The dissent is also interesting, noting as it does that the libraries are perfectly capable of unblocking sites should they choose to. "The library district does not attempt to argue that it cannot disable its computer filters at the request of adults," the dissent reads. "It merely suggests that to do so would be inconvenient and might require additional staff, which could be expensive."
The dissent also defuses the "But the Children!" argument typically used for cases of removing content from a library that some people find objectionable. " I am not unsympathetic to the goal of protecting children. But that laudable goal has all too often been advanced as a ground to restrict constitutionally protected speech generally though, at least in our state before today, usually unsuccessfully," going on to quote the classic, "'The State insists that, by thus quarantining the general reading public against books not too rugged for grown men and women in order to shield juvenile innocence, it is exercising its power to promote the general welfare.

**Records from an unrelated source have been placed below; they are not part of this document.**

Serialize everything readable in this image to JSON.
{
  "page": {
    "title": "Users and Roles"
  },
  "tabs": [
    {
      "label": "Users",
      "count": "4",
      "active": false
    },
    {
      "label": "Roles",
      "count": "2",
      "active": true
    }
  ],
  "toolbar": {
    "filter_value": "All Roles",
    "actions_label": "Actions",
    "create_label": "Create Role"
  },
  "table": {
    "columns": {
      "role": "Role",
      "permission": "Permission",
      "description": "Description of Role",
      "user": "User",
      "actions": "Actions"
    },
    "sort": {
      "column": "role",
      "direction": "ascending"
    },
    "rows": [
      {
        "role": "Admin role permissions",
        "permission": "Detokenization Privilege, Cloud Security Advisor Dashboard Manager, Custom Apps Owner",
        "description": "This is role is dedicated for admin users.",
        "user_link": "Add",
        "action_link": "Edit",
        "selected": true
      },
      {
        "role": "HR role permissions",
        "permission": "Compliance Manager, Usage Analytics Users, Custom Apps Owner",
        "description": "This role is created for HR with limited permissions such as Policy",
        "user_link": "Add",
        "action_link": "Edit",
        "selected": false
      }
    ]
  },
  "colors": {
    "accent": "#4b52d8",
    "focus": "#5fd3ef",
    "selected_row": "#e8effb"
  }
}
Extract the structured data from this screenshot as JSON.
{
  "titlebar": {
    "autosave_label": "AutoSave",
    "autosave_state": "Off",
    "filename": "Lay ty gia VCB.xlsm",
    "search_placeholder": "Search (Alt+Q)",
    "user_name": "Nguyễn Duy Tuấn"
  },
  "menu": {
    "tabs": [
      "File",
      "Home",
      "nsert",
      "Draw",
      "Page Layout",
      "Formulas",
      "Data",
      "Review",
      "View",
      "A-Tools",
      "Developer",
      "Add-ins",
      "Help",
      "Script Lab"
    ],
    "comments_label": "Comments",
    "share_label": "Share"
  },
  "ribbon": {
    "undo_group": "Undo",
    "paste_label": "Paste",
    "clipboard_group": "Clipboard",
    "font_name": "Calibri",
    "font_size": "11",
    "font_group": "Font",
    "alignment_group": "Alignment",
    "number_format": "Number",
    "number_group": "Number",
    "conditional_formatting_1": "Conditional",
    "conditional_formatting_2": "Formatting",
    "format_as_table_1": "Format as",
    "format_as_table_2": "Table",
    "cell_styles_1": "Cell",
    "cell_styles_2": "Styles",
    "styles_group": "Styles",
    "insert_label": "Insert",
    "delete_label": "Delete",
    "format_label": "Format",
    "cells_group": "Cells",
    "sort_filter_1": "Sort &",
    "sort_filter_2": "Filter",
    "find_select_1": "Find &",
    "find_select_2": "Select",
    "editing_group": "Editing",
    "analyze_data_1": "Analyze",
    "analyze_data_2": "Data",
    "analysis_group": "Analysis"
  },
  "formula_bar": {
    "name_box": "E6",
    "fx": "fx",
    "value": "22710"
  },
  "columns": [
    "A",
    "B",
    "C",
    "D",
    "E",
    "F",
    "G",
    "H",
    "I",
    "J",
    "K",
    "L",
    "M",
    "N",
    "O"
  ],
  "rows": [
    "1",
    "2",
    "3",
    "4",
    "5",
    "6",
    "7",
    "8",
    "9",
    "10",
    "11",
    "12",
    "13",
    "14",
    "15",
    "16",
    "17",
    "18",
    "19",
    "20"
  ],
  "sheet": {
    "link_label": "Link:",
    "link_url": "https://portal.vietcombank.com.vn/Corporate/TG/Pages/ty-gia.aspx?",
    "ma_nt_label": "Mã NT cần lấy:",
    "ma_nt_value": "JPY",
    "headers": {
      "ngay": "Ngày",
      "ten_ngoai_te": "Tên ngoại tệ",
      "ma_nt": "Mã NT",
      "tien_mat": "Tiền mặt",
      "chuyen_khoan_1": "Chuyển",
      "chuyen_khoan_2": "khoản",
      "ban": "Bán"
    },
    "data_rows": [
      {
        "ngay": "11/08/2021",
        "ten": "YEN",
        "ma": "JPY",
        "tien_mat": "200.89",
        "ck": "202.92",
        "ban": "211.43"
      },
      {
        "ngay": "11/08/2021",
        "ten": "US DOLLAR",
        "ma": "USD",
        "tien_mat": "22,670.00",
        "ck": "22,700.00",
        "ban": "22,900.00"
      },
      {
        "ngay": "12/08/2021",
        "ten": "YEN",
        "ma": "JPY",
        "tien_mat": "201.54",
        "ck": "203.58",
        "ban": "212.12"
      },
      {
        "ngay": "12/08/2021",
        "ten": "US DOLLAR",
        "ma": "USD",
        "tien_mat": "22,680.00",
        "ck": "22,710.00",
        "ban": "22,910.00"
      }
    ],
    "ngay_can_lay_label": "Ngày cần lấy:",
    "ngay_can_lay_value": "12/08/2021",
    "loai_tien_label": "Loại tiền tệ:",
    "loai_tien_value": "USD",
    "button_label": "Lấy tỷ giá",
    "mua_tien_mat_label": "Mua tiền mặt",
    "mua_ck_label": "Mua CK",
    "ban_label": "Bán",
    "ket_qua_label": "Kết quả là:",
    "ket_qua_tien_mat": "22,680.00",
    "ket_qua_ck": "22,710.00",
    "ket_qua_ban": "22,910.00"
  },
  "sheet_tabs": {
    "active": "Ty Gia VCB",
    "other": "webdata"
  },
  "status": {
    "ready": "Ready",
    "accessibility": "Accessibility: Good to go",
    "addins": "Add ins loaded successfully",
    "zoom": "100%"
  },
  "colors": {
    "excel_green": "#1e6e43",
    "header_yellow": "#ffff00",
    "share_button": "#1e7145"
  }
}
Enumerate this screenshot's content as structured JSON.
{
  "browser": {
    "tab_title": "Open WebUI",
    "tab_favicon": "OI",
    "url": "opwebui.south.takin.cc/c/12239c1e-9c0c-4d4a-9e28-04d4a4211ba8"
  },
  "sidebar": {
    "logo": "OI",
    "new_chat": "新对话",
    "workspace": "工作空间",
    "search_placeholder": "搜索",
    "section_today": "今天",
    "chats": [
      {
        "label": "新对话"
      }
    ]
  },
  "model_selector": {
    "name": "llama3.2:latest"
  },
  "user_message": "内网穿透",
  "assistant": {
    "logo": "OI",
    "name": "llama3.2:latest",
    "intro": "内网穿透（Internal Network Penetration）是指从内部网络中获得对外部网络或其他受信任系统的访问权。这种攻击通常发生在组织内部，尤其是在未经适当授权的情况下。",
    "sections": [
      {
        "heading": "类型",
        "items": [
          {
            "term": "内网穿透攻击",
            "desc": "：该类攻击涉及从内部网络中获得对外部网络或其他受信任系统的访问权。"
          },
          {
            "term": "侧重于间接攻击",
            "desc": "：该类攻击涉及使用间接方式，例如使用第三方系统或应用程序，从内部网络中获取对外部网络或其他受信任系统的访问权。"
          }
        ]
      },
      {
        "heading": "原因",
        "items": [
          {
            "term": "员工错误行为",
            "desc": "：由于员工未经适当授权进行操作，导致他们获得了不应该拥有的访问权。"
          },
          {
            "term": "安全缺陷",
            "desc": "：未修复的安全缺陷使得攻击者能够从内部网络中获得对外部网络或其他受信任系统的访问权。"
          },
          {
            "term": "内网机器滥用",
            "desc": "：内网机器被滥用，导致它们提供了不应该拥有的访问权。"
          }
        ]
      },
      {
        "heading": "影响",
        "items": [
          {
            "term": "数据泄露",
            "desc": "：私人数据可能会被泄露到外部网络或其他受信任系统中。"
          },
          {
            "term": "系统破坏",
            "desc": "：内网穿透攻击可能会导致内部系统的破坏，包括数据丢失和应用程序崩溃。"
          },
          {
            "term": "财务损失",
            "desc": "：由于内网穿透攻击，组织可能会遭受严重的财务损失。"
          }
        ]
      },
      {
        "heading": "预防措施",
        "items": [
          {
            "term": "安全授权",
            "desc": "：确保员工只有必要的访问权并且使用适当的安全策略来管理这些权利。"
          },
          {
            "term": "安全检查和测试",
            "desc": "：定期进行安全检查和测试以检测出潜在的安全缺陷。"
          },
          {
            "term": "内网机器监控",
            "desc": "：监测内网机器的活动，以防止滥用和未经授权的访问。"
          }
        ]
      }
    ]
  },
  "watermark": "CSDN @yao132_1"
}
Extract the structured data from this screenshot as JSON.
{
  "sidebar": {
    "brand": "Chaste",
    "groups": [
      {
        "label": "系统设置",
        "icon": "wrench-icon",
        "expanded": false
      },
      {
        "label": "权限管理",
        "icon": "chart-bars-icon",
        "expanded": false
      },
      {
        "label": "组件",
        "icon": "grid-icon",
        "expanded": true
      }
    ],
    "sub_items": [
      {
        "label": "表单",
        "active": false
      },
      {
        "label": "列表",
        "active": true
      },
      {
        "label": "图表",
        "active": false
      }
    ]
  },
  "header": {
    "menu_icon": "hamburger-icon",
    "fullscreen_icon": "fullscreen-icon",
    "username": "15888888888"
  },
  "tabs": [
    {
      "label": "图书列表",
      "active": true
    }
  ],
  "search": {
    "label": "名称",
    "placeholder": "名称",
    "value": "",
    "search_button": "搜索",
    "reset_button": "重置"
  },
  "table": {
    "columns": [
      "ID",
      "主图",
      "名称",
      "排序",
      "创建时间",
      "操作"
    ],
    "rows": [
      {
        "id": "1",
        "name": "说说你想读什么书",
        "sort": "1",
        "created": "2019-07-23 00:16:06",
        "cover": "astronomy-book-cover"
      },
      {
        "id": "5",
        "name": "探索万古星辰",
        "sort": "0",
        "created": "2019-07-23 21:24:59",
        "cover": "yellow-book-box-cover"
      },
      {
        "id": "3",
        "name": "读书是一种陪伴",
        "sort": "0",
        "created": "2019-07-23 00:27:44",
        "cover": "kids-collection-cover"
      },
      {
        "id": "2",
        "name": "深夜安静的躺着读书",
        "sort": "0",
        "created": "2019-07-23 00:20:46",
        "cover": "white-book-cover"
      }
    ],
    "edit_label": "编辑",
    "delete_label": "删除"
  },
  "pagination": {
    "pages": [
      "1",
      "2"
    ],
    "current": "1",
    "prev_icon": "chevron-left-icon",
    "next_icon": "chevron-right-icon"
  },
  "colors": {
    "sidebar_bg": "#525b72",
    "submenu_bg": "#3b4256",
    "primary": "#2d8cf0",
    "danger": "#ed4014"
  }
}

Surely, this is to burn the house to roast the pig.'"
Ironically, both sides cited the same case, United States of America v. the American Library Association 2003, which similarly addresses Internet blocking software, to support its views, with the dissenters noting that "Thus, four United States Supreme Court justices stated explicitly and four other justices hinted strongly that content filtering in libraries is only constitutional if the filter can be removed at the request of an adult patron."
The dissent concluded, "The filter should be removed on the request of an adult patron. Concerns that a child might see something unfortunate on the screen must be dealt with in a less draconian manner."
A survey last fall found that more than 71 percent of all libraries (and 79 percent of rural libraries) report they are the only source of free access to computers and the Internet in their communities.